Tra Antò e Lenin nasce un rapporto di reciproco rispetto.
Antò dà rifugio a Lenin nella sua modesta abitazione quando lo stesso sfugge saltando dal balcone a un repentino tentativo di arresto da parte di un finto ufficiale.
E Lenin difende Antò quando subisce le prepotenze del poliziotto violento che gli scaraventa a mare il pesce freschissimo sostenendo che sia marcio.
Il rapporto tra Lenin e Antò diventa virile complicità quando sull’isola sbarca Elizaveta, sensuale amante francese di Lenin e Antò finalmente conquista Carmela. A Capri Lenin viene anche chiamato il professore Drin drin, dopo che Antò gli aveva insegnato a pescare e tale nomignolo, se dapprima scandalizza Elizaveta che lo troverà irriverente, poi la farà sorridere quando ne capirà l’origine.
E sui tale origine, l’autore ci regala pennellate struggente della Capri del tempo.

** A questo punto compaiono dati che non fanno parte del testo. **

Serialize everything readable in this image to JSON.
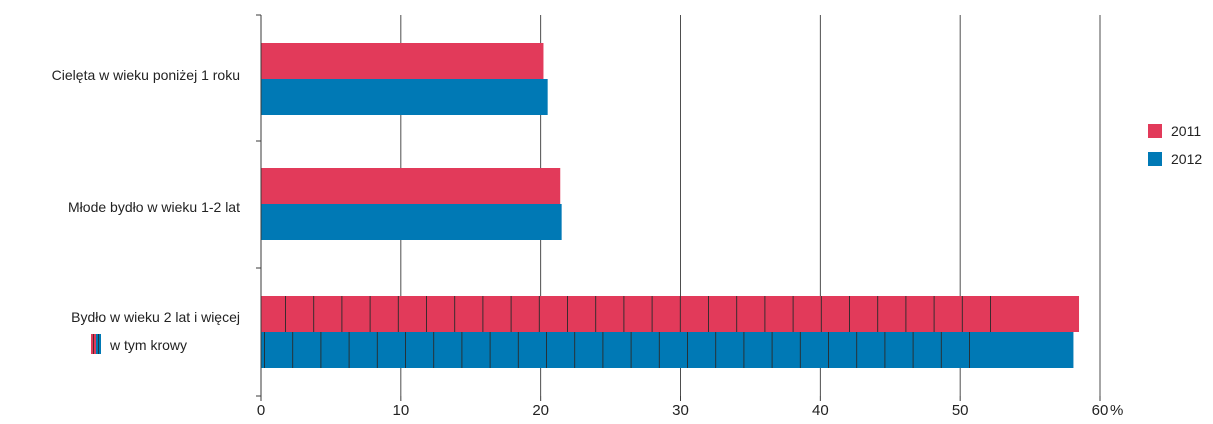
{
  "chart_data": {
    "type": "bar",
    "orientation": "horizontal",
    "categories": [
      "Cielęta w wieku poniżej 1 roku",
      "Młode bydło w wieku 1-2 lat",
      "Bydło w wieku 2 lat i więcej"
    ],
    "sub_label": "w tym krowy",
    "series": [
      {
        "name": "2011",
        "color": "#e23a5a",
        "values": [
          20.2,
          21.4,
          58.5
        ],
        "sub_values": [
          52.4
        ]
      },
      {
        "name": "2012",
        "color": "#0079b5",
        "values": [
          20.5,
          21.5,
          58.1
        ],
        "sub_values": [
          51.0
        ]
      }
    ],
    "x_ticks": [
      "0",
      "10",
      "20",
      "30",
      "40",
      "50",
      "60"
    ],
    "x_unit": "%",
    "xlim": [
      0,
      60
    ],
    "grid": true,
    "legend_position": "right"
  }
}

La scena vede gli altri pescatori che osservano incuriositi il russo e il muto che gli insegna a pescare.
Gli uomini si passavano, da un’imbarcazione all’altra, il buonumore di una bottiglia di vino e pezzi di pane secco intinti nell’acqua di mare per ammollarli e su cui era stato sfregato del pomodoro. Affiorò dall’acqua un sarago di tutto rispetto. Il muto lo acchiappò col retino e lo travasò nel mare rubato col secchio. Lenin gioiva felice come un bambino davanti a un regalo impacchettato. Il pescatore voleva fargli sapere che i pesci catturati in quel modo rimanevano integri, e non con la spina dorsale spezzata o le squame raschiate come succedeva con le reti, e dunque assai più gustosi, ma era un concetto impossibile da esprimere a gesti.
La storia dell’amicizia tra i due culminerà in una mini rivoluzione di cui nulla diremo, ma di cui leggerà il prof australiano che abbiamo visto all’inizio del romanzo sbarcare a Capri, e che a libro ultimato, si ritroverà davanti la tomba di Antò, dove qualcuno che non aveva mai visto prima e di cui ignorava perfino l’esistenza, ha messo una rosa colta da poco.
Un libro insolito, fresco, che regala ore di lettura e lascia sulle labbra il sapore del sale e del sole dell’isola azzurra, dove un secolo fa, su un terrazzo della magnifica Villa Blaesus, Vladimir Lenin giocava a scacchi con i socialisti Alexander Bogdanov e Maksim Gorki, tracciando il futuro di sangue della rivoluzione russa che sarebbe scoppiata da lì a pochi anni e avrebbe segnato la nascita dell’Unione Sovietica.
Ancora oggi il busto di Lenin rimane nei giardini di Augusto a guardare i Faraglioni.